Between the daytime drama, a Coca Cola commercial, and a holiday gift commercial and a small part in one of the most popular movies of all time I was recognized on the street, in the supermarket, in restaurants and by cab drivers. (At the time I thought this must be sort of what it feels like to be Lee Majors (he had a popular show on at the time and was married to a famous lady also on TV). In the course of a few years all the attention became a bit much for me and due to some circumstances beyond my control... like Greta Garbo... I needed to be alone for a while so I went back to Hawaii to revaluate myself and who I was and what was important in life and where I wanted to go from that point on.
As I said in an earlier blog I like the stage and the discipline you need for theatre work... but as I said I like the rush of adrenaline from a live performance that I've never gotten from film work. These days I like the anonymity of voice over work and soundtrack backup singing. I've perfected many accents and dialects... I'm a whiz at looping and dubbing... but most of all I get to have a life and my privacy and that was the reason I stepped back from the entertainment business in the first place. I needed to become more grounded with who I am and what is important in life and love.
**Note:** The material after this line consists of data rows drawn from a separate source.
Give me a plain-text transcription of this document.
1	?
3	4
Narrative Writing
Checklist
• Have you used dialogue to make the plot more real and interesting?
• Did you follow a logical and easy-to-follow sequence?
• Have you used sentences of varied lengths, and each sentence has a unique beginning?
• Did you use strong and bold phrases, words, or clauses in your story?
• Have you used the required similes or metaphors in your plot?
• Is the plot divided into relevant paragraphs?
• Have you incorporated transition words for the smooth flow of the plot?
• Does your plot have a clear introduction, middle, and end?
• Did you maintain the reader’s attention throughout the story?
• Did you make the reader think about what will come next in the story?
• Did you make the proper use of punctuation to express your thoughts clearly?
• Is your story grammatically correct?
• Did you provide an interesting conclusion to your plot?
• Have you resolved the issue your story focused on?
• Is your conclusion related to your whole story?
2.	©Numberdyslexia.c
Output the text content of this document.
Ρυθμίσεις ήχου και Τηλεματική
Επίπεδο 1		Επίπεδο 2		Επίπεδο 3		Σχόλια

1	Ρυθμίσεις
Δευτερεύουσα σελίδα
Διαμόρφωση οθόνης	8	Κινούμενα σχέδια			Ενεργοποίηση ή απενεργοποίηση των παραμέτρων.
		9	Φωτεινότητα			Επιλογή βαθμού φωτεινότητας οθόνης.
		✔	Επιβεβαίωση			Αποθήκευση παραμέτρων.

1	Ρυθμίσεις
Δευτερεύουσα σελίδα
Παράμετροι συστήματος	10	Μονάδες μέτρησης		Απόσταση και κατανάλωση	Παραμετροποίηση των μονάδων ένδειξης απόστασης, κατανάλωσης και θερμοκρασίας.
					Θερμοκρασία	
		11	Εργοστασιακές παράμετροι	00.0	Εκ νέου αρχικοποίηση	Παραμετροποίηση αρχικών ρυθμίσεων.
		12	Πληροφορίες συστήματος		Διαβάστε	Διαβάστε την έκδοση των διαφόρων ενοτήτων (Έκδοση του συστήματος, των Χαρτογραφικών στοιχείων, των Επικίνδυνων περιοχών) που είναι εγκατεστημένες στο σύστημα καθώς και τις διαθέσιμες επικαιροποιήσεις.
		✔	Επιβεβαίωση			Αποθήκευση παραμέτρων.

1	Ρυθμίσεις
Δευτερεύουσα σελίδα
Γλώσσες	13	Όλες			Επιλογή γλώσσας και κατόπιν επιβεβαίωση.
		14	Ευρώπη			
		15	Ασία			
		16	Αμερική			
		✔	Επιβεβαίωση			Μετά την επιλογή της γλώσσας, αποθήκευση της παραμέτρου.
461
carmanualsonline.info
Every year so many positive things have been added to my life. I've gained knowledge with success and failure and realized it's not about the number of candles on your birthday cake or the lines on your face but more about your true friends and those you love and the connection you have with them and yourself and what you are able to do with life... even if it means reinventing yourself again.
I met Greta Garbo once... we lived very near to one another and yet did not know each others existence until one brief shining moment at the deli counter at D'agostino's discussing life and cold cuts.
Like GG I go about my life and run my errands hiding under a hat and sunglasses (My best friend keeps telling me that I'm not fooling anyone because anyone who knows me can tell that it's me hiding behind those Revo sunglasses) I prefer to think I'm incognito... But once and a while I catch a glance of someone who recognizes me --- I'm assuming from watching reruns on retro television... or they think Andrew Stevens has somehow grown seven inches in height over the years.
But the two people who I once resembled that really paid off for me professionally were...Richard Dean Anderson...
and...
If truth be told I probably most resemble Blythe Danner these days (as I have shoulder length ash blonde hair) Have I mentioned that I have done stunt work? So Blythe if you are reading this and decide to go forward doing action adventure films have your agent call mine and maybe we can work something out... (Click On) Stunt City... lately I've been mistaken for Noah Syndergaard (from a distance usually and/or the extremely myopic ) and since he is probably young enough to be my ummmm... younger brother I'll take the compliment.